Msgr. Cihak: If the saints make the divine life a real possibility and a concrete invitation to imitate, then the Sacraments are the primary way that the divine life is communicated to us. Jesus does nothing superfluous, and so the Sacraments that He instituted should be of paramount importance to the Christian. Immersing ourselves in the sacramental life, as well as cultivating a life of prayer and virtue, is what we call “the ordinary means of sanctification”. These means can be of great help in resisting and recovering from mental illness, including depression. It is important to remember that the primary aim of the graces of the Sacraments is to accomplish the work of salvation in us, but we ought not to overly compartmentalize the effects of grace given the unity of the human person. Grace can also accomplish physical and mental healing when it is part of God’s plan for us. In any case, the Lord’s grace is always good for us.
CWR: Therapy, you note, cannot uncover the most important truths about the human person. What is the foundational truth that must be appropriated in order that we might be whole and healed?
Msgr. Cihak: God desires our happiness. We were made in His very image and called to become like Him. We were created to live with the Blessed Trinity forever and to have our humanity become fully illuminated and enlivened by the divine life.
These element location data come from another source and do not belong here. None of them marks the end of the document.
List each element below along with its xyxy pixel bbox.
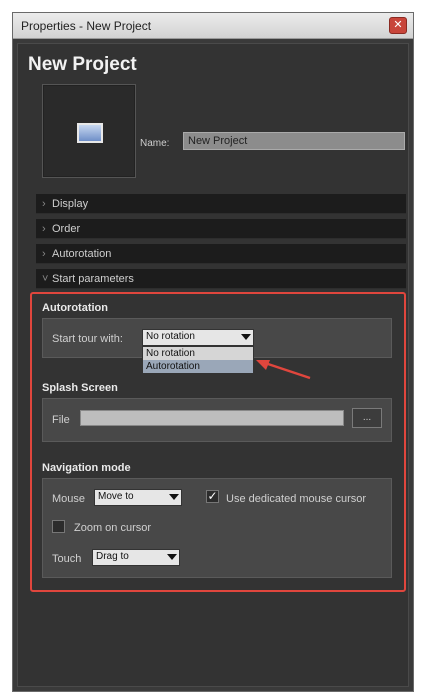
mouse-label: Mouse	[52, 493, 86, 505]
chevron-right-icon: ›	[42, 223, 46, 235]
chevron-down-icon	[169, 494, 179, 500]
zoom-cursor-checkbox[interactable]	[52, 520, 65, 533]
start-tour-label: Start tour with:	[52, 333, 123, 345]
zoom-cursor-label: Zoom on cursor	[74, 522, 152, 534]
touch-mode-value: Drag to	[96, 551, 129, 562]
properties-panel: New Project Name: › Display › Order › Autor…	[17, 43, 409, 687]
title-bar[interactable]: Properties - New Project ✕	[13, 13, 413, 39]
name-input[interactable]	[183, 132, 405, 150]
section-label: Display	[52, 198, 89, 210]
section-autorotation[interactable]: › Autorotation	[36, 244, 406, 264]
chevron-down-icon: ˅	[42, 273, 49, 285]
section-label: Order	[52, 223, 81, 235]
file-label: File	[52, 414, 70, 426]
chevron-down-icon	[167, 554, 177, 560]
splash-group-title: Splash Screen	[42, 382, 118, 394]
chevron-right-icon: ›	[42, 248, 46, 260]
section-order[interactable]: › Order	[36, 219, 406, 239]
close-button[interactable]: ✕	[389, 17, 407, 34]
name-label: Name:	[140, 138, 170, 149]
chevron-down-icon	[241, 334, 251, 340]
properties-window: Properties - New Project ✕ New Project N…	[12, 12, 414, 692]
annotation-arrow-icon	[256, 360, 311, 380]
file-path-field[interactable]	[80, 410, 344, 426]
section-start-parameters[interactable]: ˅ Start parameters	[36, 269, 406, 289]
autorotation-group-title: Autorotation	[42, 302, 108, 314]
section-label: Start parameters	[52, 273, 134, 285]
touch-label: Touch	[52, 553, 82, 565]
start-tour-select[interactable]: No rotation	[142, 329, 254, 346]
close-icon: ✕	[393, 19, 403, 31]
browse-button[interactable]: ...	[352, 408, 382, 428]
start-tour-value: No rotation	[146, 331, 195, 342]
image-icon	[77, 123, 103, 143]
chevron-right-icon: ›	[42, 198, 46, 210]
project-thumbnail[interactable]	[42, 84, 136, 178]
section-display[interactable]: › Display	[36, 194, 406, 214]
dropdown-option-no-rotation[interactable]: No rotation	[143, 347, 253, 360]
section-label: Autorotation	[52, 248, 112, 260]
mouse-mode-select[interactable]: Move to	[94, 489, 182, 506]
mouse-mode-value: Move to	[98, 491, 134, 502]
dedicated-cursor-label: Use dedicated mouse cursor	[226, 493, 367, 505]
project-title: New Project	[28, 54, 137, 75]
navigation-group-title: Navigation mode	[42, 462, 131, 474]
touch-mode-select[interactable]: Drag to	[92, 549, 180, 566]
window-title: Properties - New Project	[21, 19, 152, 33]
checkmark-icon: ✓	[207, 489, 218, 503]
start-tour-dropdown-list: No rotation Autorotation	[142, 346, 254, 374]
dropdown-option-autorotation[interactable]: Autorotation	[143, 360, 253, 373]
dedicated-cursor-checkbox[interactable]: ✓	[206, 490, 219, 503]
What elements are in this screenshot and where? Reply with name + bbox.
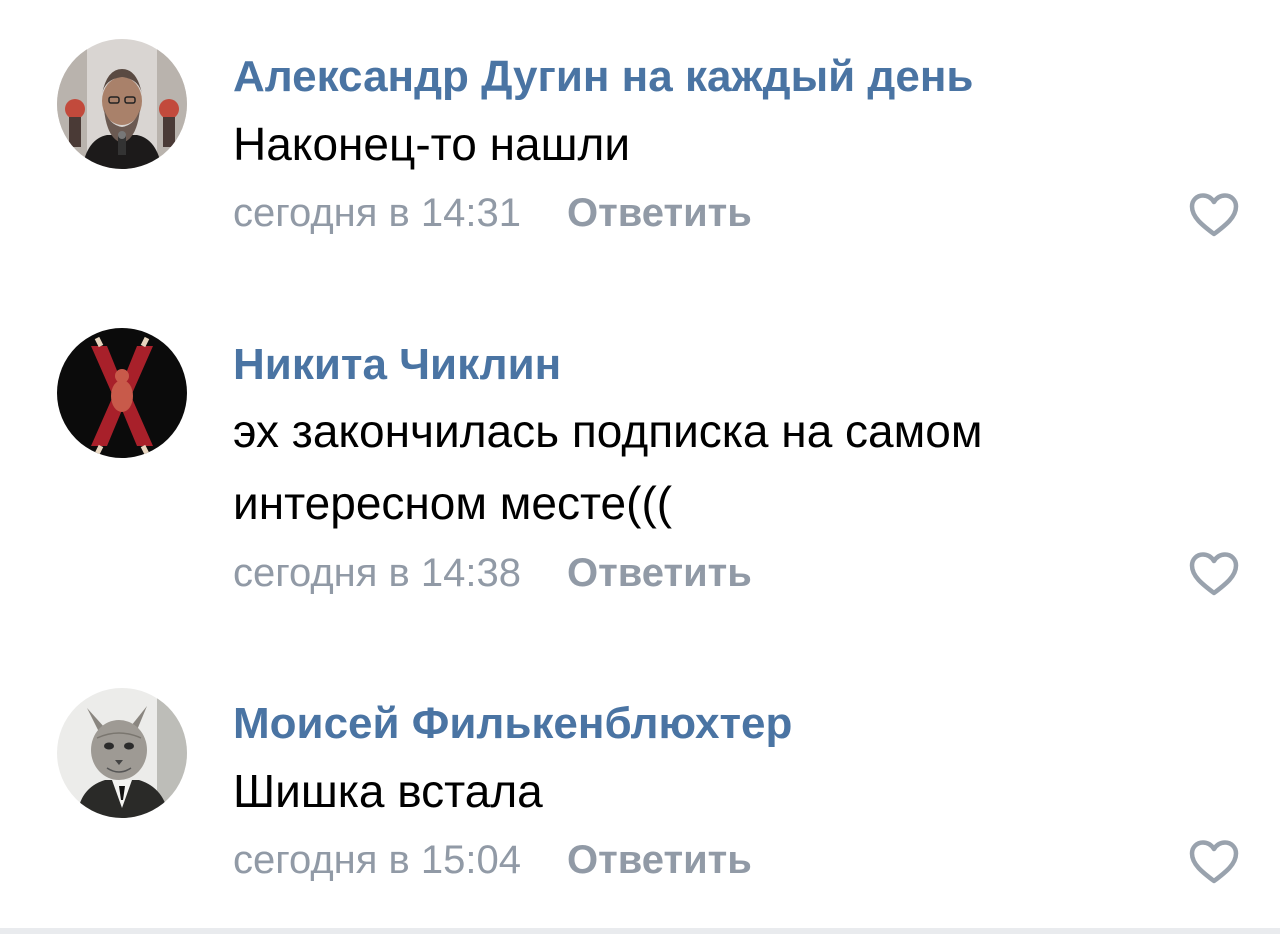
comment-time: сегодня в 15:04: [233, 838, 521, 882]
comments-list: Александр Дугин на каждый день Наконец-т…: [0, 0, 1280, 934]
comment-author[interactable]: Александр Дугин на каждый день: [233, 55, 973, 99]
comment-meta: сегодня в 14:38 Ответить: [233, 553, 752, 593]
heart-outline-icon: [1189, 552, 1239, 596]
comment-meta: сегодня в 15:04 Ответить: [233, 840, 752, 880]
like-button[interactable]: [1188, 192, 1240, 238]
comment-text-line: эх закончилась подписка на самом: [233, 405, 983, 457]
comment-author[interactable]: Моисей Филькенблюхтер: [233, 702, 792, 746]
comment-time: сегодня в 14:31: [233, 191, 521, 235]
comment-time: сегодня в 14:38: [233, 551, 521, 595]
comment-text: Шишка встала: [233, 755, 1213, 827]
reply-button[interactable]: Ответить: [567, 551, 752, 595]
reply-button[interactable]: Ответить: [567, 838, 752, 882]
avatar[interactable]: [57, 328, 187, 458]
comment-meta: сегодня в 14:31 Ответить: [233, 193, 752, 233]
comment-text-line: Шишка встала: [233, 765, 543, 817]
like-button[interactable]: [1188, 839, 1240, 885]
like-button[interactable]: [1188, 551, 1240, 597]
reply-button[interactable]: Ответить: [567, 191, 752, 235]
divider: [0, 928, 1280, 934]
comment-text: Наконец-то нашли: [233, 108, 1213, 180]
comment-author[interactable]: Никита Чиклин: [233, 343, 561, 387]
comment-text-line: Наконец-то нашли: [233, 118, 631, 170]
user-avatar-photo-icon: [57, 688, 187, 818]
heart-outline-icon: [1189, 193, 1239, 237]
comment-text-line: интересном месте(((: [233, 477, 673, 529]
heart-outline-icon: [1189, 840, 1239, 884]
comment-text: эх закончилась подписка на самом интерес…: [233, 395, 1213, 539]
avatar[interactable]: [57, 39, 187, 169]
avatar[interactable]: [57, 688, 187, 818]
user-avatar-photo-icon: [57, 328, 187, 458]
user-avatar-photo-icon: [57, 39, 187, 169]
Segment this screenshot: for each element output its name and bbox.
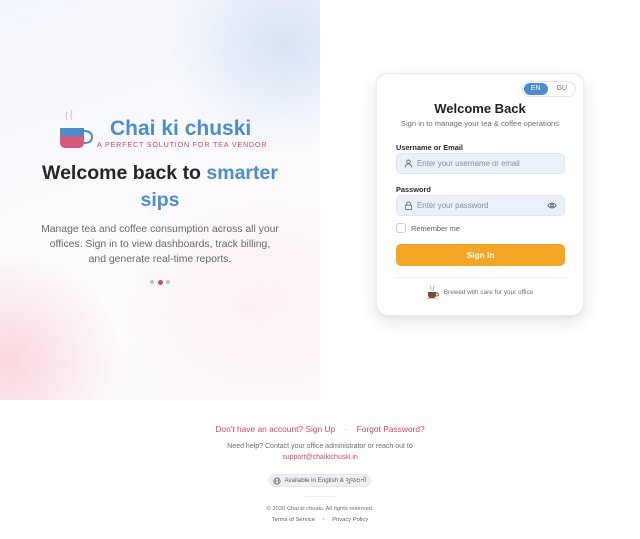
language-en-button[interactable]: EN (523, 83, 548, 95)
brand-name: Chai ki chuski (110, 117, 252, 140)
lock-icon (404, 201, 413, 210)
brand-block: Chai ki chuski A PERFECT SOLUTION FOR TE… (58, 108, 268, 152)
user-icon (404, 159, 413, 168)
availability-text: Available in English & ગુજરાતી (284, 476, 367, 484)
remember-me-checkbox[interactable] (396, 223, 406, 233)
eye-icon[interactable] (547, 201, 557, 210)
login-subtitle: Sign in to manage your tea & coffee oper… (400, 119, 560, 128)
carousel-dot-1[interactable] (150, 280, 154, 284)
hero-title-main: Welcome back to (42, 162, 201, 184)
username-field-wrapper (396, 153, 565, 174)
footer-links: Don't have an account? Sign Up · Forgot … (0, 424, 640, 434)
remember-me-row: Remember me (396, 223, 460, 233)
card-divider (396, 277, 565, 278)
terms-of-service-link[interactable]: Terms of Service (272, 517, 315, 523)
hero-panel: Chai ki chuski A PERFECT SOLUTION FOR TE… (0, 0, 320, 400)
username-label: Username or Email (396, 143, 463, 152)
tea-cup-icon (60, 109, 94, 148)
username-input[interactable] (417, 154, 547, 173)
hero-title: Welcome back to smarter sips (20, 160, 300, 214)
brew-note-text: Brewed with care for your office (443, 288, 534, 296)
globe-icon (273, 476, 281, 485)
language-availability-badge: Available in English & ગુજરાતી (269, 474, 371, 487)
password-field-wrapper (396, 195, 565, 216)
login-title: Welcome Back (434, 101, 526, 116)
brew-note: Brewed with care for your office (377, 285, 583, 299)
remember-me-label[interactable]: Remember me (411, 224, 460, 233)
footer-divider (305, 496, 335, 497)
sign-in-button[interactable]: Sign In (396, 244, 565, 266)
legal-separator: • (322, 517, 325, 523)
carousel-dots (150, 279, 170, 285)
copyright-text: © 2026 Chai ki chuski. All rights reserv… (266, 506, 374, 512)
legal-links: Terms of Service • Privacy Policy (0, 517, 640, 523)
sign-up-link[interactable]: Don't have an account? Sign Up (215, 424, 335, 434)
password-input[interactable] (417, 196, 547, 215)
forgot-password-link[interactable]: Forgot Password? (357, 424, 425, 434)
footer-link-separator: · (344, 424, 348, 434)
password-label: Password (396, 185, 431, 194)
brand-tagline: A PERFECT SOLUTION FOR TEA VENDOR (97, 140, 268, 149)
help-text: Need help? Contact your office administr… (227, 443, 413, 450)
carousel-dot-3[interactable] (166, 280, 170, 284)
language-switcher: EN GU (521, 81, 576, 97)
language-gu-button[interactable]: GU (550, 83, 575, 95)
coffee-cup-icon (426, 285, 439, 299)
footer: Don't have an account? Sign Up · Forgot … (0, 400, 640, 539)
support-email-link[interactable]: support@chaikichuski.in (0, 454, 640, 461)
login-card: EN GU Welcome Back Sign in to manage you… (376, 73, 584, 316)
hero-description: Manage tea and coffee consumption across… (41, 224, 279, 265)
privacy-policy-link[interactable]: Privacy Policy (332, 517, 368, 523)
carousel-dot-2[interactable] (157, 279, 163, 285)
This happens through Jesus Christ, the one and only Savior of the world. Because of sin, the path to that destiny is marked by the Cross. So every follower of Christ will have difficulties and struggles in this earthly life. Sometimes struggling against depression is part of one’s conformity to the Cross of Christ, which always leads to everlasting life. By union with Christ, in the end, He will form us by the power of His grace to be like Him, truly Godlike.
Dr. Kheriaty: Here is another way of saying the same thing: the most important truth about us is truth of our divine filiation – the marvelous truth that God is my loving Father. In Christ the Son, my Savior, I am an adopted son or daughter of God. Each day we should try to go deeper into the meaning of this truth for our lives. The fact that God is my loving Father is not just one more fact among many; it is, so to speak, the lens through which I should view everything else in my life and in the world. God loves me more intensely and more affectionately than all the fathers and mothers of this world love their children. He is close to me, so very close, “more inward to me than I am to myself,” in St. Augustine’s mysterious formulation. Not only did he create me, in love he sent his own Son to redeem me from sin, from death, and from despair. Jesus Christ, who is our brother, our friend, our Savior and our God, says to us now what he said to his apostles the night before he died: “Truly, truly, I say to you, you will weep and lament but the world will rejoice; you will be sorrowful, but your sorrow will turn into joy” (Jn 16:20), and he assures us, “In the world you will have tribulation, but take courage, for I have overcome the world” (Jn 16:33).